Liputan6.com, Jakarta - Kementerian Luar Negeri RI menyatakan bahwa para WNI berada dalam kondisi aman meski ada pergolakan militer dan politik di Gabon. Seperti dilaporkan sebelumnya, kekuasaan Presiden Ali Bongo Ondima direbut oleh militer usai pemilu.
Pemilu 2023 di Gabon dinilai sarat kecurangan oleh para pendemo. Ali Bongo lantas dilengserkan dan menjadi tahanan rumah.
Ada lebih dari 700 WNI yang ternyata berada di Gabon. Indonesia tidak punya kedutaan besar di Gabon, namun diwakili oleh konsulat kehormatan. Namun, wilayah Gabon diawasi oleh KBRI Abuja yang berada di Nigeria.
Advertisement
"KBRI Abuja dan Konsul Kehormatan RI di Gabon terus memonitor situasi di Gabon pasca kudeta militer. Situasi di Libreville tetap aman dan tertib. Terdapat 708 WNI yang tinggal di Gabon. Mayoritas adalah pekerja migran yang bekerja di industri perkayuan yang tinggal jauh dari Libreville. Mereka dalam keadaan aman dan tenang," ujar Direktur Perlindungan WNI Judha Nugraha, Kamis sore (31/8/2023).
Selain itu, Judha juga meminta agar WNI terus mengikuti perkembangan informasi dan selalu berkomunikasi dengan KBRI Abuja di tengah pergolakan kekuasaan ini.

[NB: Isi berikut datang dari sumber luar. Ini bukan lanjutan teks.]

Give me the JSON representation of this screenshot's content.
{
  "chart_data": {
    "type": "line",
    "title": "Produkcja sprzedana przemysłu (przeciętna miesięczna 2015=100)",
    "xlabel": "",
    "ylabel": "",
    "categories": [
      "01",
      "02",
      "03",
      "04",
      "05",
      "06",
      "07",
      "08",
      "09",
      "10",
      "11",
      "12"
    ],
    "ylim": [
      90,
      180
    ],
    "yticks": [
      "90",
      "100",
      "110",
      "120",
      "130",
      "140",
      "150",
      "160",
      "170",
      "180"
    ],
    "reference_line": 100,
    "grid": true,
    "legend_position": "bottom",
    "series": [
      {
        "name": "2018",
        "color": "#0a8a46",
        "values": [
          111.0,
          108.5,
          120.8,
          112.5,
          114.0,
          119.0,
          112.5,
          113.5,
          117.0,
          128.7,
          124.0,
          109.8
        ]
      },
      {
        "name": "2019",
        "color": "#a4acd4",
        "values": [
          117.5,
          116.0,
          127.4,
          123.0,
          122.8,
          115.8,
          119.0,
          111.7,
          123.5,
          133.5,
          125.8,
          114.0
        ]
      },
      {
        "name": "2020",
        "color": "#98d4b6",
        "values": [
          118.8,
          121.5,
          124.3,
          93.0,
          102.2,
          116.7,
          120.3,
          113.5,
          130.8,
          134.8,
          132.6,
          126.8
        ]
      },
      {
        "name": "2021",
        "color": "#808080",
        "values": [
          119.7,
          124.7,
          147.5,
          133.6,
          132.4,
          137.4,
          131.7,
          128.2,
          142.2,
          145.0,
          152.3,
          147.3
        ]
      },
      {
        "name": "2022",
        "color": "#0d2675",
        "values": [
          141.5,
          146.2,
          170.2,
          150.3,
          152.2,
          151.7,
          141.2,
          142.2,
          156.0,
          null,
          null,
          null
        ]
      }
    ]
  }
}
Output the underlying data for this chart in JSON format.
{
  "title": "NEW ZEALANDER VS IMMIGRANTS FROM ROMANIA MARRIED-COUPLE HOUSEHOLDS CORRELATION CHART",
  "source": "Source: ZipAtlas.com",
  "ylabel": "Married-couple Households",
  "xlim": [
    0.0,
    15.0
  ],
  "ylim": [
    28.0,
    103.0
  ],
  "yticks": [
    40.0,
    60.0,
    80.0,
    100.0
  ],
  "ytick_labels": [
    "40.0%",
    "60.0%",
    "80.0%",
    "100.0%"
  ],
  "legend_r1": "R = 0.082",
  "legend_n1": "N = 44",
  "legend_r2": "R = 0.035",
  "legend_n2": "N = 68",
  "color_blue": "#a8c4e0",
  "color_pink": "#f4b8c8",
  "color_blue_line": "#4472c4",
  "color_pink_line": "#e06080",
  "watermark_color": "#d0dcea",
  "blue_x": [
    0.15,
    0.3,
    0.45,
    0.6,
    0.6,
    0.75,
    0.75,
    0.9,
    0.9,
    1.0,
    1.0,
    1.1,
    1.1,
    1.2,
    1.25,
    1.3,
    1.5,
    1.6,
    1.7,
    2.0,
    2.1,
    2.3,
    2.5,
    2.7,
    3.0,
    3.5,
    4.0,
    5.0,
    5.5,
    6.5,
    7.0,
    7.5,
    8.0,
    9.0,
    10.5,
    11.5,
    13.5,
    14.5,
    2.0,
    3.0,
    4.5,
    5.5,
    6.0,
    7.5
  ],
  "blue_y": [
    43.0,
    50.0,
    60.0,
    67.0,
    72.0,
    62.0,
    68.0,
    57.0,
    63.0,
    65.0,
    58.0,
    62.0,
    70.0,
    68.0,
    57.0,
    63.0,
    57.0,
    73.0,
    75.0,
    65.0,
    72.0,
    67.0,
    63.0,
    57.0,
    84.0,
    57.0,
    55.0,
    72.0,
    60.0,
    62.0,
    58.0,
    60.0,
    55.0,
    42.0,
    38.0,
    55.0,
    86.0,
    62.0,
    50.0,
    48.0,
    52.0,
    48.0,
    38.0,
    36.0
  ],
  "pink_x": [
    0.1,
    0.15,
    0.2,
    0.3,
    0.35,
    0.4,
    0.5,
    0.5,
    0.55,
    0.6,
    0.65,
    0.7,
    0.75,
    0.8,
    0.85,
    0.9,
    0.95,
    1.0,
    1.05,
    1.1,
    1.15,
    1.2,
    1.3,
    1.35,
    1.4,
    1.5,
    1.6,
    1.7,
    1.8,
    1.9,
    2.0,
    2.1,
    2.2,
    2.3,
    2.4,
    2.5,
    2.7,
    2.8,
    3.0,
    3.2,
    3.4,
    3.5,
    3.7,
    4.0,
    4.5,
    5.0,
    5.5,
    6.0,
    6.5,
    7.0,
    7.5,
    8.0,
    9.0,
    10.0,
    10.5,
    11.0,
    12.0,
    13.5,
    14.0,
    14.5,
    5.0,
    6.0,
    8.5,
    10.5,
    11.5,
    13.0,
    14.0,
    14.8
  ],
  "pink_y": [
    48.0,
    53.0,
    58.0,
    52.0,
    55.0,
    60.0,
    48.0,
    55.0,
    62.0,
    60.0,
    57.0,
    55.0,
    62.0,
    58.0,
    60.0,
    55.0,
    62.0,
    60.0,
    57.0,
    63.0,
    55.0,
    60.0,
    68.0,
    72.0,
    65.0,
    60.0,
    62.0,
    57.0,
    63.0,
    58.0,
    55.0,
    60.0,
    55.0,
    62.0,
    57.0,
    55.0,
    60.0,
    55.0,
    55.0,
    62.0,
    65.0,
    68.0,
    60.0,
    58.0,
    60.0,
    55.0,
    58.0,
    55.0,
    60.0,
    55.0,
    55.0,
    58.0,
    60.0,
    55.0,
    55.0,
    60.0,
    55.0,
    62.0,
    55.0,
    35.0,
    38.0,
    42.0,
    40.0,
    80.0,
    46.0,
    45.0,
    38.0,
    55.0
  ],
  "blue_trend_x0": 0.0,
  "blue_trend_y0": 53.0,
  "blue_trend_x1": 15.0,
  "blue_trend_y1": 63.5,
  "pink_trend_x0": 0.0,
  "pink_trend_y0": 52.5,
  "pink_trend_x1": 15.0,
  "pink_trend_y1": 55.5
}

"KBRI juga telah sampaikan imbauan kepada para WNI agar terus waspada dan mengikuti perkembangan situasi serta jika mengalami permasalahan segera menghubungi hotline KBRI Abuja," tegas Judha.
AS Ikut Prihatin
Sebelumnya dilaporkan, pemerintah Amerika Serikat (AS) menyampaikan keprihatinan soal kudeta militer yang terjadi di Gabon. Juru bicara Kementerian Luar Negeri AS Matthew Miller menegaskan bahwa AS tidak mendukung perebutan suara secara militer, meski mengakui ada yang aneh pada pemilu Gabon.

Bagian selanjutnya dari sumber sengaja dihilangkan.